"Bell nonlocality is one of the most striking discoveries triggered by quantum theory.” That’s what it says on the back cover of Bell Nonlocality, a new graduate text by CQT Principal Investigator Valerio Scarani published on 13 August by Oxford University Press.
John Bell was a physicist who in 1964 showed that quantum predictions are not compatible with the idea that measurement results are predetermined. The proof goes through a form of 'nonlocality': when measurements are made on two systems in a joint quantum state, the results for each system are individually random, but looked at together, they show correlations that are classically explainable only through communication. Only, there is no possibility for communication between those systems either.
"As Valerio describes it in the epilogue of his book, “a description of those individual events won’t fit in the space-time setting we are familiar with”. Famously, the orthodox interpretation of quantum theory avoids the problem by declaring that individual events are unspeakable and that physics describes only the statistics.
The book gives a logical introduction to the topic, which has evolved in recent years from fundamental science to applications in the ‘device-independent’ certification of quantum technologies. Valerio began writing the book in 2017, when, he said, it seemed the field had matured to the point where such a textbook could be useful and remain current.
The first part of the 240-page book introduces the core ideas, the second part considers the applied side of nonlocality, and the third part explores the consequences of nonlocality for the foundations of physics. Further historical and technical notes are collected in Appendices. The book also includes exercises.
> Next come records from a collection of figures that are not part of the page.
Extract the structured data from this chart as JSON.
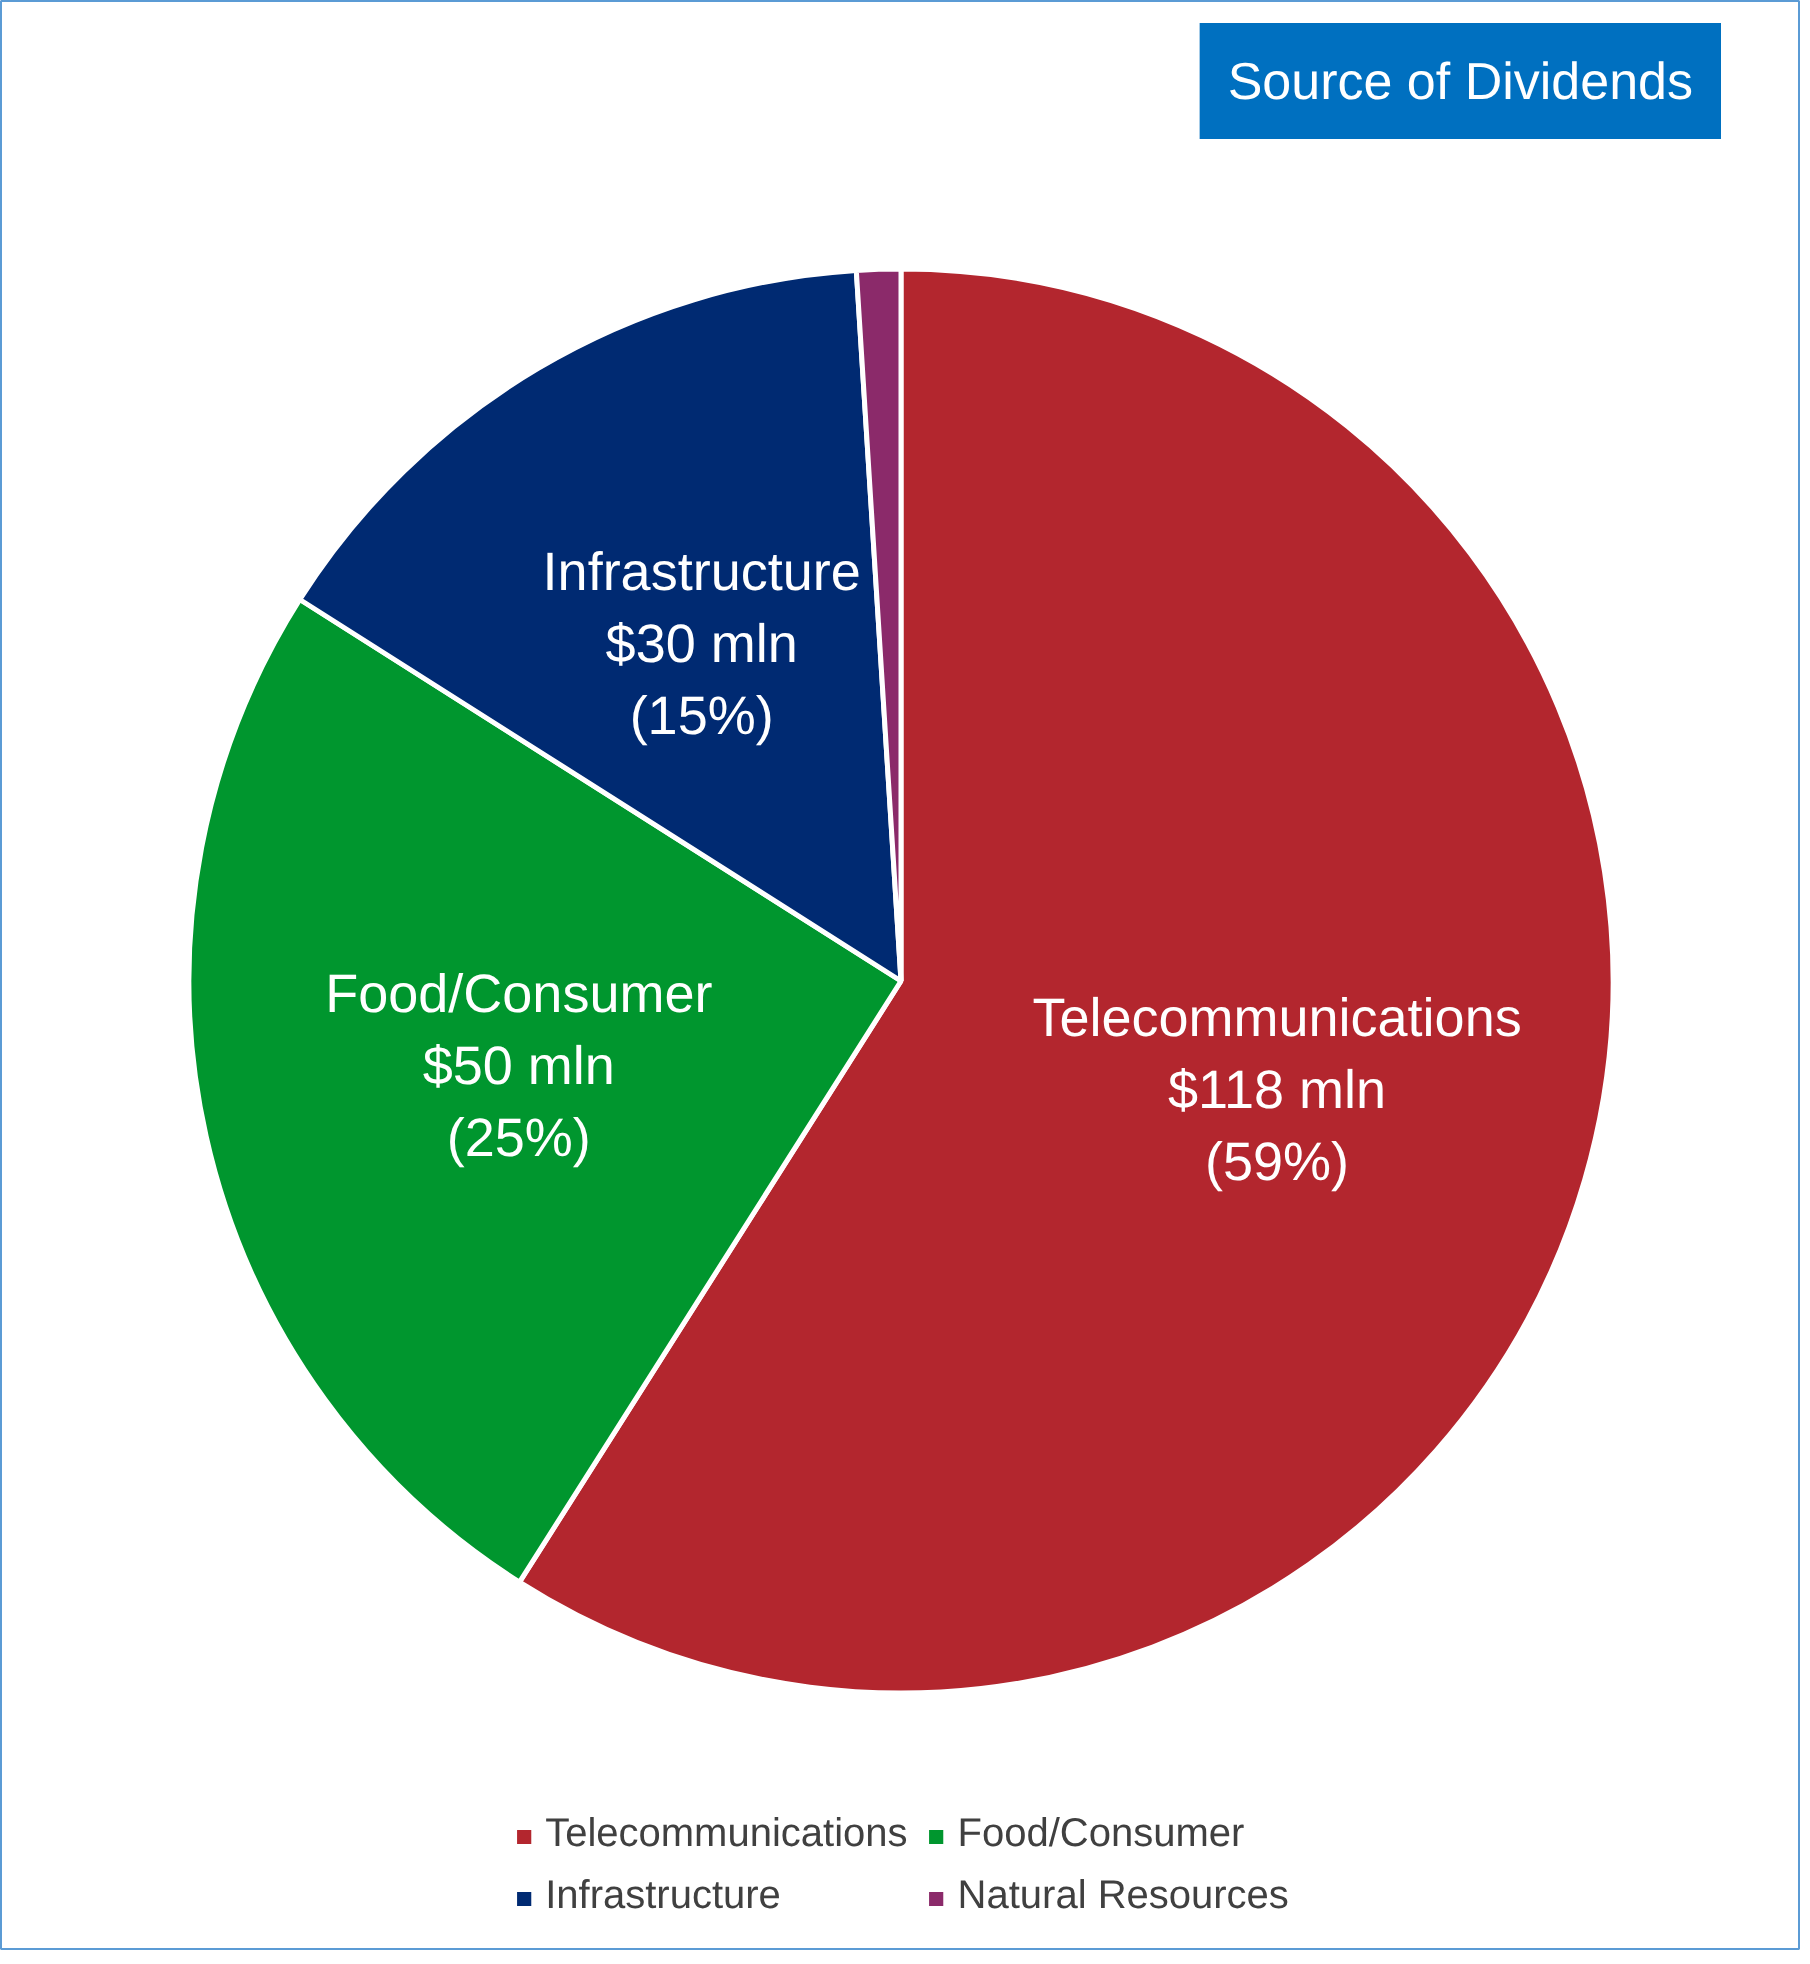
{
  "chart_data": {
    "type": "pie",
    "title": "Source of Dividends",
    "categories": [
      "Telecommunications",
      "Food/Consumer",
      "Infrastructure",
      "Natural Resources"
    ],
    "values": [
      59,
      25,
      15,
      1
    ],
    "colors": [
      "#b3262e",
      "#00962e",
      "#002a72",
      "#8b2a6a"
    ],
    "value_labels": [
      "$118 mln\n(59%)",
      "$50 mln\n(25%)",
      "$30 mln\n(15%)",
      null
    ],
    "legend": "bottom"
  }
}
In drafting the text, Valerio sought feedback from colleagues on early versions. In 2018, he also taught a graduate module in the National University of Singapore using the book draft. “Between the teaching and the feedback from the students, it really improved”, he says. He thanks these students along with his group members and collaborators in the book’s acknowledgments.
The book carries endorsements from CQT Director Artur Ekert and Antonio Acin from The Institute of Photonic Sciences in Barcelona, Spain. Artur says of Valerio’s work that “His lucid exploration of Bell nonlocality guides the reader through some of the most puzzling features of quantum theory and beyond, striking a nice balance between mathematical precision and accessibility.”
A quote introduces each book chapter. Among the quotes Valerio chose is one from the web comic XKCD by Randall Munroe. He posited Bell’s Second Theorem: Misunderstandings of Bell’s Theorem happen so fast that they violate locality (see the cartoon here). Taking the time to read Valerio's textbook may prevent that.